Tak dapat dibantah, sudah tugas dan takdir pemerintah sebagai eksekutif pelaksana hak konstitusi melakukan perbuatan aktif-positif memenuhi kebutuhan rumah bagi rakyat. Perbauatan aktif-positif untuk perumahan rakyat itu idemditto maknanya dengan angkat senjata menjaga tapal batas kedaulatan negara, menjaga merah putih.

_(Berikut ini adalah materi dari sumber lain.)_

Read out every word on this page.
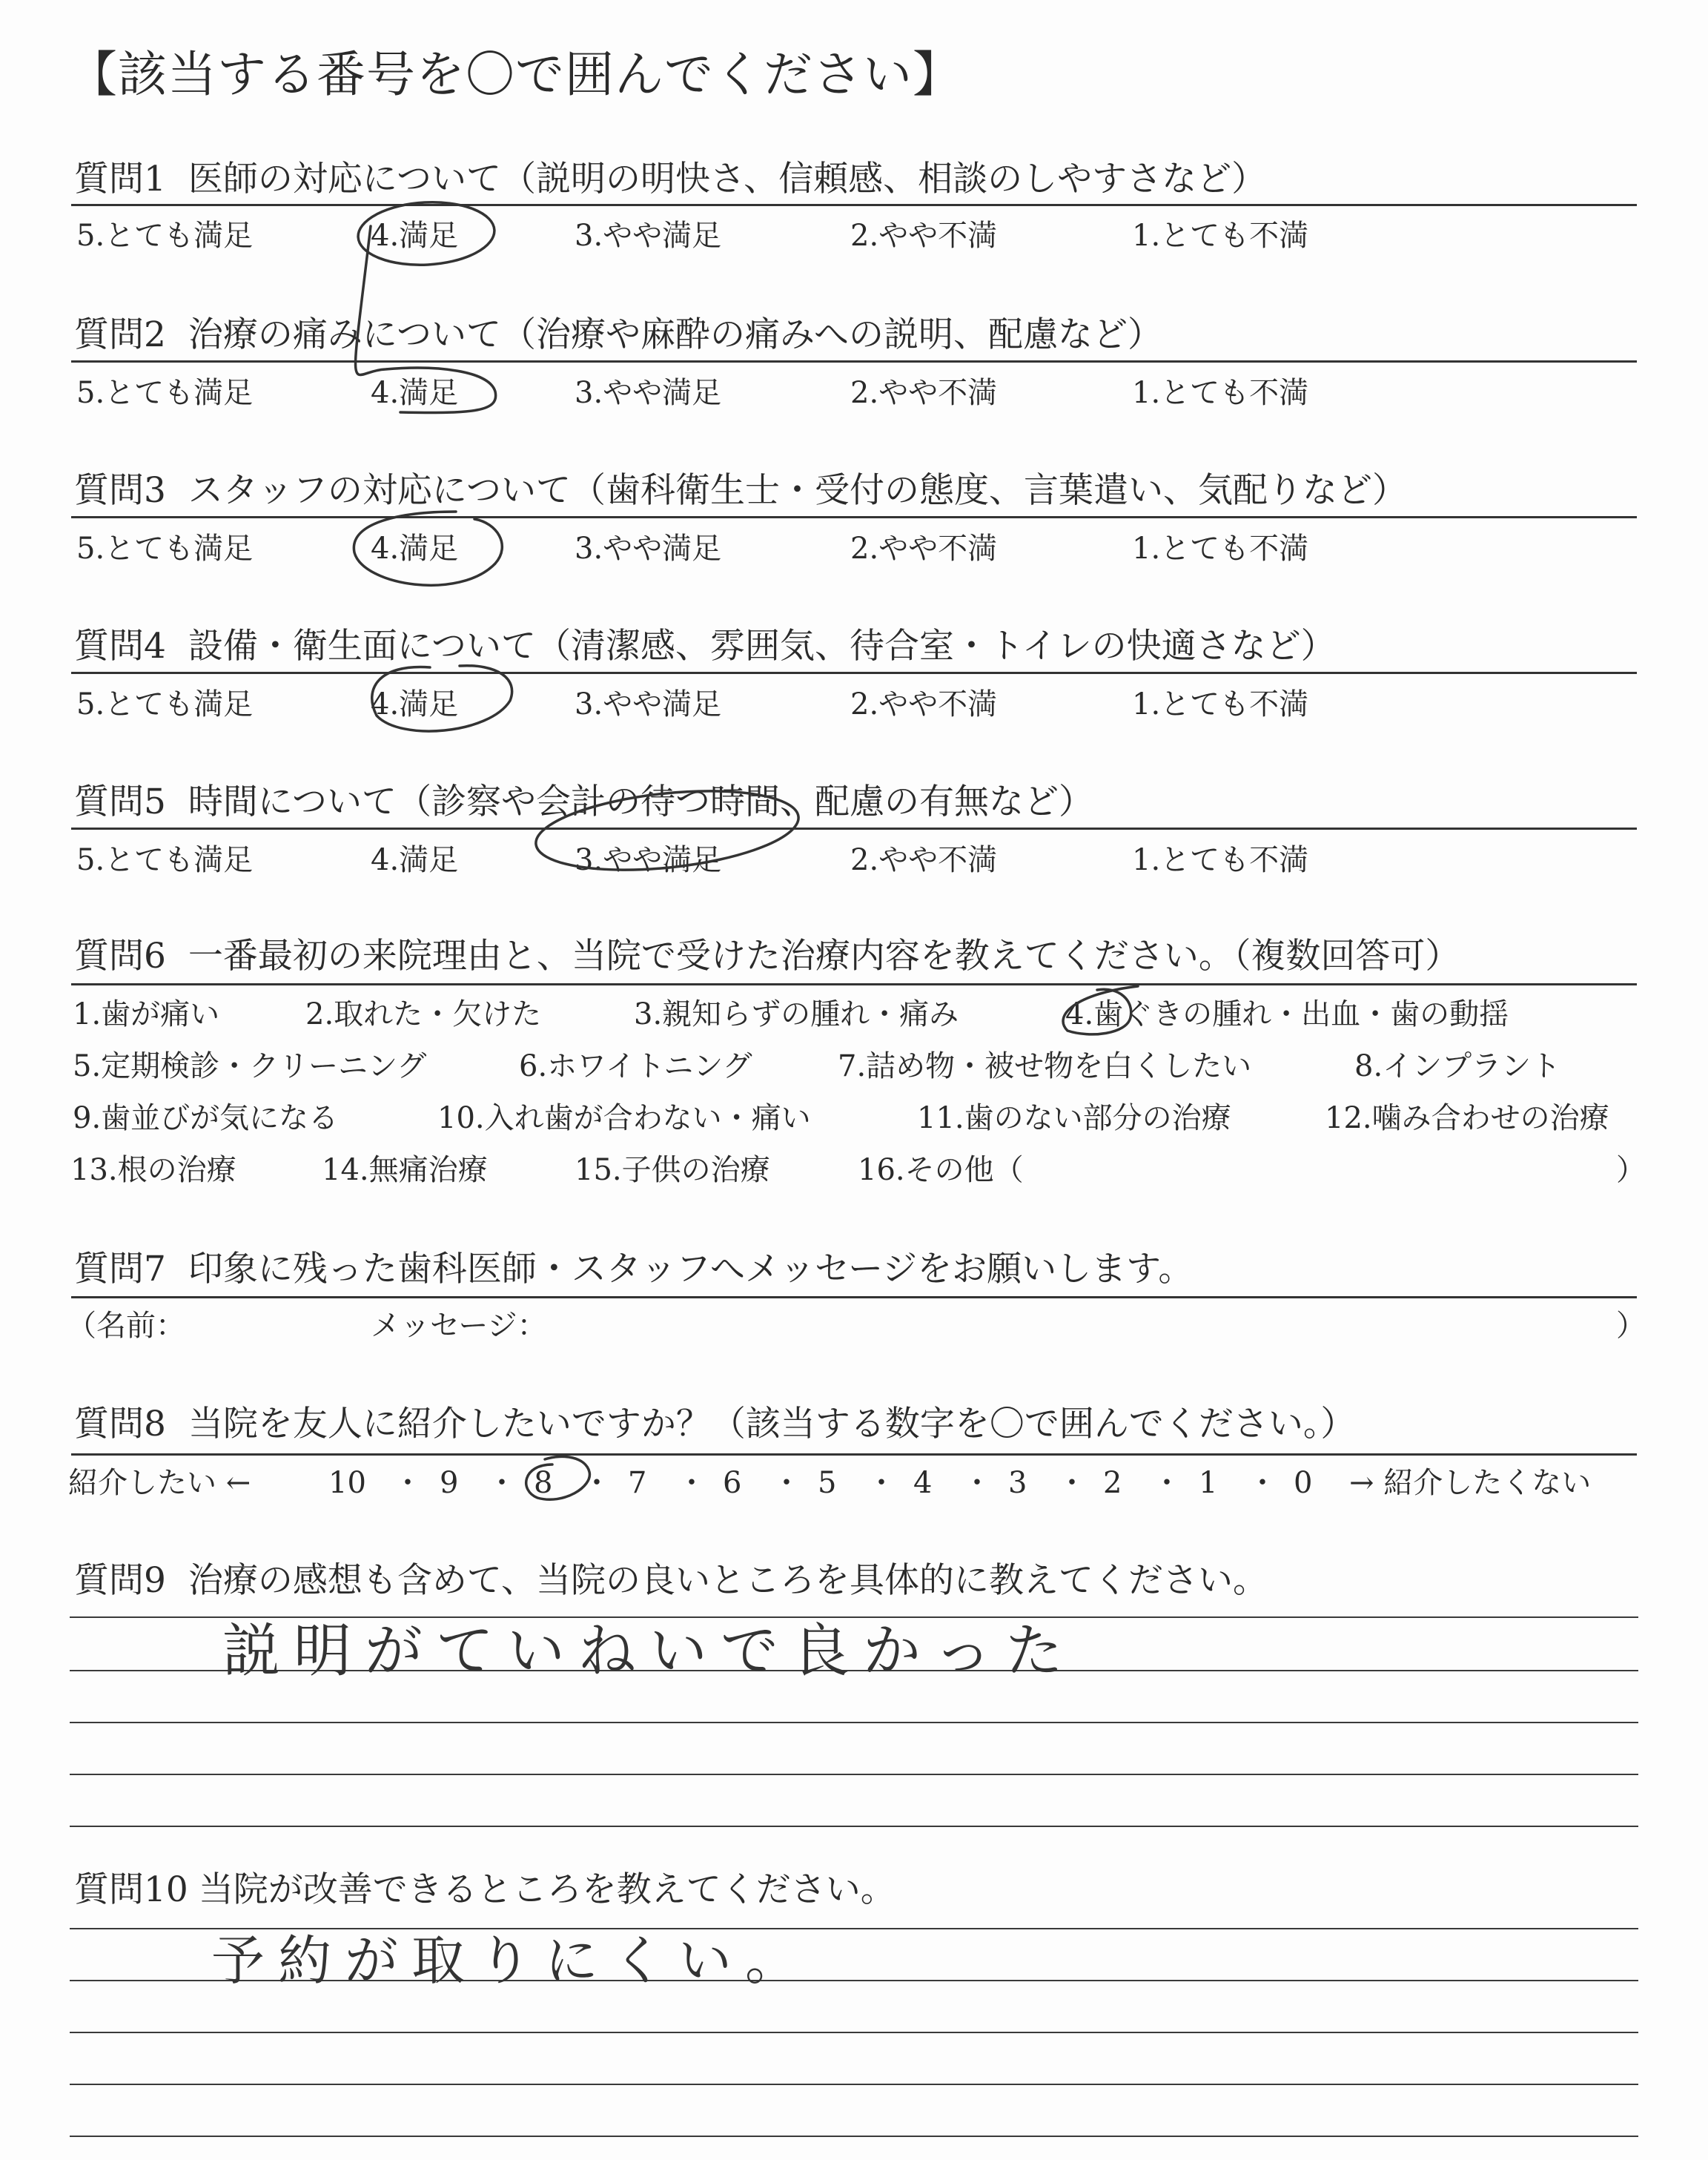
【該当する番号を〇で囲んでください】
質問1 医師の対応について（説明の明快さ、信頼感、相談のしやすさなど）
5.とても満足	4.満足	3.やや満足	2.やや不満	1.とても不満
質問2 治療の痛みについて（治療や麻酔の痛みへの説明、配慮など）
5.とても満足	4.満足	3.やや満足	2.やや不満	1.とても不満
質問3 スタッフの対応について（歯科衛生士・受付の態度、言葉遣い、気配りなど）
5.とても満足	4.満足	3.やや満足	2.やや不満	1.とても不満
質問4 設備・衛生面について（清潔感、雰囲気、待合室・トイレの快適さなど）
5.とても満足	4.満足	3.やや満足	2.やや不満	1.とても不満
質問5 時間について（診察や会計の待つ時間、配慮の有無など）
5.とても満足	4.満足	3.やや満足	2.やや不満	1.とても不満
質問6 一番最初の来院理由と、当院で受けた治療内容を教えてください。（複数回答可）
1.歯が痛い	2.取れた・欠けた	3.親知らずの腫れ・痛み	4.歯ぐきの腫れ・出血・歯の動揺
5.定期検診・クリーニング	6.ホワイトニング	7.詰め物・被せ物を白くしたい	8.インプラント
9.歯並びが気になる	10.入れ歯が合わない・痛い	11.歯のない部分の治療	12.噛み合わせの治療
13.根の治療	14.無痛治療	15.子供の治療	16.その他（	）
質問7 印象に残った歯科医師・スタッフへメッセージをお願いします。
（名前：	メッセージ：	）
質問8 当院を友人に紹介したいですか？（該当する数字を〇で囲んでください。）
紹介したい ←	10 9	8	7	6	5	4	3	2	1	0 → 紹介したくない
・ ・ ・ ・ ・ ・ ・ ・ ・ ・
質問9 治療の感想も含めて、当院の良いところを具体的に教えてください。
説明がていねいで良かった
質問10 当院が改善できるところを教えてください。
予約が取りにくい。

Demi menjalankan amanat konstitusi itu, sudah tepat jika UU Nomor 1 Tahun 2011 Pasal 54 ayat (1) dirumuskan mengunakan frasa “wajib” bukan “dapat”. Frasa itu eksplisit mengikat pemerintah menyediakan rumah bagi masyarakat bepenghasilan rendah (MBR). Walaupun UU Nomor 1 Tahun 2011 lebih menitik beratkan tugas kementerian yang mengurusi perumahan rakyat fokus kepada MBR sebagai kelompok sasaran (target group), baik formal maupun informal.
Karena itu tidak usah tergopoh heran jika pemerintah mematok target penyediaan rumah umum, karena bisa dimaklumi Pemerintah diwajibkan UU Nomor 1 Tahun 2011 memenuhi kebutuhan rumah bagi MBR. Soalnya, siapakah MBR dan bagaimana defenisi teknisnya? Tidak elok dan tidak adil memberikan fasilitas subsidi pembiayaan dengan bunga nonkomersial yang berbeda antara misalnya MBR kelas Rp2,5 juta dengan MBR kelas Rp4 juta.
Beralasan jika mendorong Pemerintah mengalokasikan anggaran yang lebih besar dalam APBN untuk perumahan rakyat. Termasuk pula memastikan rencana tata ruang dan wilayah untuk perumahan rakyat, penyediaan tanah, infrastruktur dasar, dan inovasi pembiayaan serta pembangunan fisik rumah itu sendiri. Syukur, Menteri Agraria dan Tata Ruang sudah mendesak Pemerintah Provinsi dan Kabupaten/Kota yang belum memiliki RTRW agar mengesahkannya.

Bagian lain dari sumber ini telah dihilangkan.